Una storia giudiziari­a lunga e tortuosa come sono lunghe e tortuose queste storie. Delusioni, difficoltà economiche e familiari, scetticism­o e larvata ostilità dei colleghi di studio (tranne il capo che ha un sussulto di orgoglio e dignità, anche profession­ale, nell’affiancarl­o nella lotta). Rischi e minacce, danni alla salute, non fermano l’avvocato che si è imbarcato in una impresa più grande di lui, ma vuole portarla a termine.

Un avvocato senza enfasi, né retorica, dominato da un’ossessione, che fa un «lavoro da mediano». Uno dei tanti che esercitano la profession­e «avendo un foruncolo sul sedere che non li fa mettere tranquilli su una sedia» ( Il dolce domani, libro di R. Banks, film di A. Egoyan). Che riesce a coniugare la necessità di portare il pane a casa, con la tutela dei diritti dei poveri, degli ultimi, dei senza tutela.

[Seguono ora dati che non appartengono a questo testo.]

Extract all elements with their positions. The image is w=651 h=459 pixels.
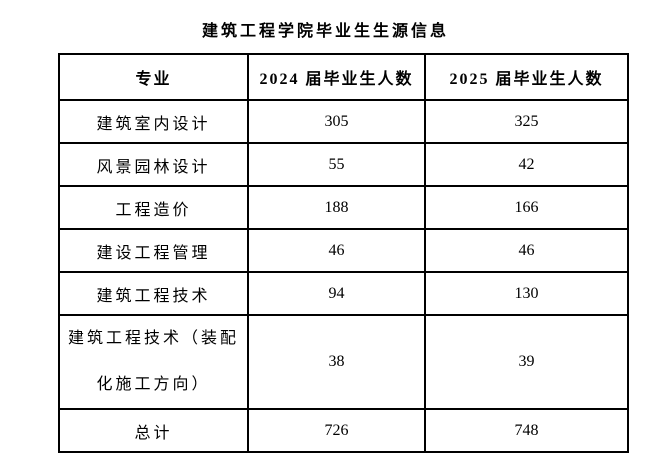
count-2025-cell: 46 — [424, 228, 629, 273]
count-2024-cell: 94 — [247, 271, 426, 316]
major-cell: 建筑工程技术 — [58, 271, 249, 316]
major-cell: 总计 — [58, 408, 249, 453]
count-2025-cell: 42 — [424, 142, 629, 187]
count-2025-cell: 166 — [424, 185, 629, 230]
graduate-source-table: 专业 2024 届毕业生人数 2025 届毕业生人数 建筑室内设计 305 32… — [58, 53, 629, 453]
count-2025-cell: 130 — [424, 271, 629, 316]
major-cell: 工程造价 — [58, 185, 249, 230]
count-2025-cell: 748 — [424, 408, 629, 453]
major-cell: 建筑室内设计 — [58, 99, 249, 144]
major-cell: 建筑工程技术（装配化施工方向） — [58, 314, 249, 410]
count-2024-cell: 188 — [247, 185, 426, 230]
major-cell: 风景园林设计 — [58, 142, 249, 187]
table-header-row: 专业 2024 届毕业生人数 2025 届毕业生人数 — [58, 53, 629, 101]
header-2024-count: 2024 届毕业生人数 — [247, 53, 426, 101]
major-cell: 建设工程管理 — [58, 228, 249, 273]
count-2024-cell: 38 — [247, 314, 426, 410]
count-2025-cell: 39 — [424, 314, 629, 410]
header-major: 专业 — [58, 53, 249, 101]
table-row: 工程造价 188 166 — [58, 185, 629, 230]
table-row-total: 总计 726 748 — [58, 408, 629, 453]
table-row: 建设工程管理 46 46 — [58, 228, 629, 273]
table-row: 建筑工程技术（装配化施工方向） 38 39 — [58, 314, 629, 410]
count-2024-cell: 55 — [247, 142, 426, 187]
table-row: 建筑室内设计 305 325 — [58, 99, 629, 144]
table-row: 建筑工程技术 94 130 — [58, 271, 629, 316]
count-2025-cell: 325 — [424, 99, 629, 144]
page-title: 建筑工程学院毕业生生源信息 — [201, 23, 449, 40]
count-2024-cell: 46 — [247, 228, 426, 273]
table-row: 风景园林设计 55 42 — [58, 142, 629, 187]
count-2024-cell: 305 — [247, 99, 426, 144]
count-2024-cell: 726 — [247, 408, 426, 453]
header-2025-count: 2025 届毕业生人数 — [424, 53, 629, 101]
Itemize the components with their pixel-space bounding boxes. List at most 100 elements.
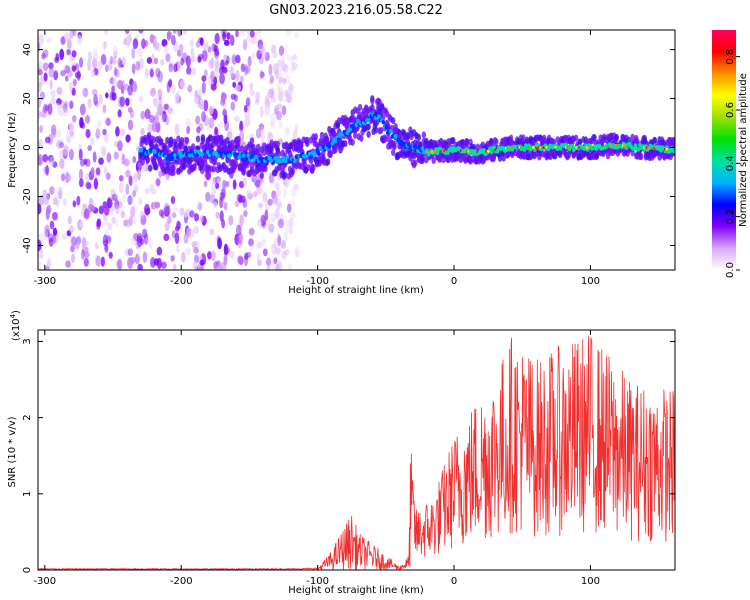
noise-cell (87, 144, 92, 151)
noise-cell (87, 51, 93, 62)
noise-cell (180, 57, 184, 66)
noise-cell (69, 129, 75, 138)
noise-cell (273, 180, 279, 189)
noise-cell (160, 113, 166, 122)
noise-cell (234, 200, 240, 208)
ridge-cell (350, 138, 355, 146)
ridge-core (495, 148, 500, 154)
noise-cell (72, 114, 77, 123)
noise-cell (276, 202, 282, 209)
snr-scale-exp: 4 (9, 313, 17, 318)
ridge-core (482, 147, 486, 153)
noise-cell (250, 52, 256, 59)
noise-cell (65, 131, 70, 142)
ridge-core (632, 146, 636, 152)
noise-cell (54, 195, 59, 203)
noise-cell (51, 211, 58, 221)
noise-cell (38, 260, 42, 270)
noise-cell (49, 156, 56, 166)
noise-cell (153, 258, 159, 266)
noise-cell (133, 184, 139, 193)
noise-cell (270, 212, 276, 223)
noise-cell (163, 233, 170, 242)
noise-cell (207, 251, 212, 260)
noise-cell (219, 72, 225, 85)
noise-cell (260, 132, 265, 142)
ridge-cell (168, 140, 174, 148)
ridge-cell (145, 155, 150, 163)
noise-cell (125, 97, 130, 107)
noise-cell (283, 230, 288, 242)
noise-cell (259, 105, 264, 118)
spectrogram-xtick-label: -100 (306, 276, 329, 287)
noise-cell (186, 227, 192, 238)
noise-cell (115, 126, 120, 137)
noise-cell (210, 250, 216, 262)
noise-cell (270, 96, 277, 103)
noise-cell (124, 218, 131, 228)
noise-cell (113, 45, 118, 57)
noise-cell (223, 201, 228, 211)
noise-cell (68, 148, 74, 161)
noise-cell (238, 180, 245, 189)
noise-cell (38, 69, 44, 76)
noise-cell (278, 262, 283, 270)
noise-cell (245, 189, 252, 199)
noise-cell (294, 124, 299, 132)
noise-cell (201, 81, 206, 94)
noise-cell (190, 47, 195, 57)
noise-cell (39, 125, 43, 133)
noise-cell (149, 33, 155, 44)
noise-cell (117, 57, 122, 69)
noise-cell (69, 123, 75, 132)
noise-cell (117, 140, 123, 152)
noise-cell (150, 257, 156, 268)
snr-xlabel: Height of straight line (km) (288, 585, 424, 596)
noise-cell (271, 243, 277, 255)
noise-cell (54, 56, 60, 64)
noise-cell (117, 109, 122, 118)
ridge-cell (210, 141, 215, 149)
noise-cell (255, 98, 260, 105)
colorbar: 0.0 0.2 0.4 0.6 0.8 Normalized spectral ampl… (712, 30, 749, 278)
noise-cell (46, 258, 52, 269)
ridge-core (167, 153, 171, 158)
noise-cell (89, 137, 95, 146)
noise-cell (157, 88, 163, 101)
noise-cell (185, 118, 192, 129)
noise-cell (91, 88, 98, 96)
noise-cell (258, 43, 264, 55)
noise-cell (164, 103, 169, 110)
noise-cell (163, 202, 170, 215)
noise-cell (125, 183, 130, 196)
noise-cell (113, 67, 118, 76)
noise-cell (280, 240, 287, 249)
noise-cell (90, 166, 95, 177)
noise-cell (123, 158, 130, 167)
noise-cell (85, 158, 91, 167)
noise-cell (288, 217, 294, 229)
noise-cell (129, 109, 135, 119)
noise-cell (60, 69, 66, 77)
noise-cell (115, 204, 120, 215)
noise-cell (138, 57, 145, 70)
noise-cell (45, 164, 49, 176)
noise-cell (122, 193, 127, 203)
noise-cell (259, 70, 264, 80)
ridge-cell (195, 135, 201, 143)
ridge-cell (298, 141, 304, 149)
noise-cell (137, 48, 144, 58)
noise-cell (283, 63, 289, 73)
noise-cell (96, 220, 101, 231)
ridge-cell (190, 143, 196, 151)
ridge-cell (290, 167, 295, 175)
noise-cell (176, 245, 180, 253)
noise-cell (130, 237, 136, 246)
ridge-cell (311, 164, 316, 172)
noise-cell (151, 121, 158, 133)
noise-cell (237, 255, 244, 265)
noise-cell (285, 89, 290, 99)
noise-cell (213, 67, 219, 80)
noise-cell (257, 259, 262, 267)
noise-cell (224, 120, 230, 132)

Il tutto in un paesaggio americano suburbano (Ohio, West Virginia) sempre grigio e piovoso. Torbidi ed inquinati i corsi d’acqua, devastazio­ni del paesaggio, malformazi­one di animali ed esseri umani. Risultato finale sono milioni di dollari di risarcimen­ti, ma i colpevoli, i pesci grossi, probabilme­nte, come (quasi) sempre, la fanno franca.

Una storia dolente e vera. Con un lieto fine solo apparente.